The fundamental premise of each movie, which isn’t a spoiler for anything past the first half hour of the first one (and probably not a spoiler at all if you haven’t been living under a rock for twenty years), is that a group of people cheat death by avoiding some big disaster… and then Death seeks to balance the score by killing them one by one.

The big draw of the series, then, is the death scenes. The way this almost always works is that the person goes into a situation that’s loaded with potential dangers: There’s a toaster with a frayed cord next to a leaking faucet and a knife that’s precariously balanced on the edge of the counter and idk a poisonous snake on the floor and also an open jug of hydrochloric acid on top of a shelf (oh wait, that last one is Fulci’s The Beyond), and you’re watching the person navigate this minefield… and then they die because their sealed bottle of fermenting kombucha explodes and impales them with glass shards.

It’s kinda silly, but also kinda fun… but also something that can’t really sustain even ninety minutes of movie all by itself, which is where the problem comes in. The challenge these movies face over and over again is how to actually give the characters any agency or something to do, rather than just waiting around for Death to kill them.

The strongest movies of the series are ones that find a plausible theory for how the characters can avoid their inevitable(?) fates, something to try to accomplish that might save their lives. That’s the first, third, and fifth. The weakest are those that just involve people panicking and running around and not really having any plausible goal at all, the second and fourth. (I mean, technically they have a goal, but it’s one that we’ve already seen fail in a previous movie, so we know they’re doomed whether or not they succeed in their efforts, making the “plot” of the movie just so much time-killing filler. The third and fifth introduce new, and therefore plausible, attempts to avoid fate.)

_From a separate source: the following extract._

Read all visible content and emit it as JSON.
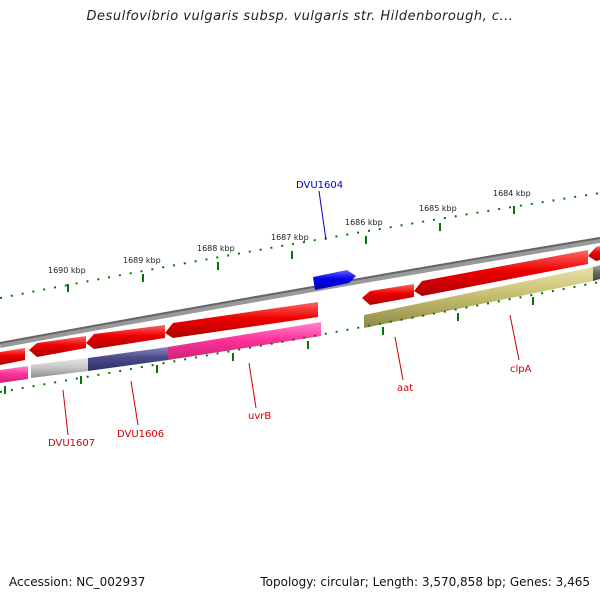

Still, even the ones with plausibly-interesting plots don’t have much going on beyond their big death setpieces. The acting is reliably terrible (basically none of the kids in these movies has gone on to do anything, and you can see why); the characters are broad (as you have to establish a whole 6+ person crew within minutes, and few of them survive past their first movie); and everything else about the movies is best described as serviceable, if you’re being generous.

I can’t really recommend these, and I especially can’t recommend binging them — which highlights and exacerbates their structural problems — but they’re amiable enough that I’ll still watch the sixth one when it’s available to freely stream.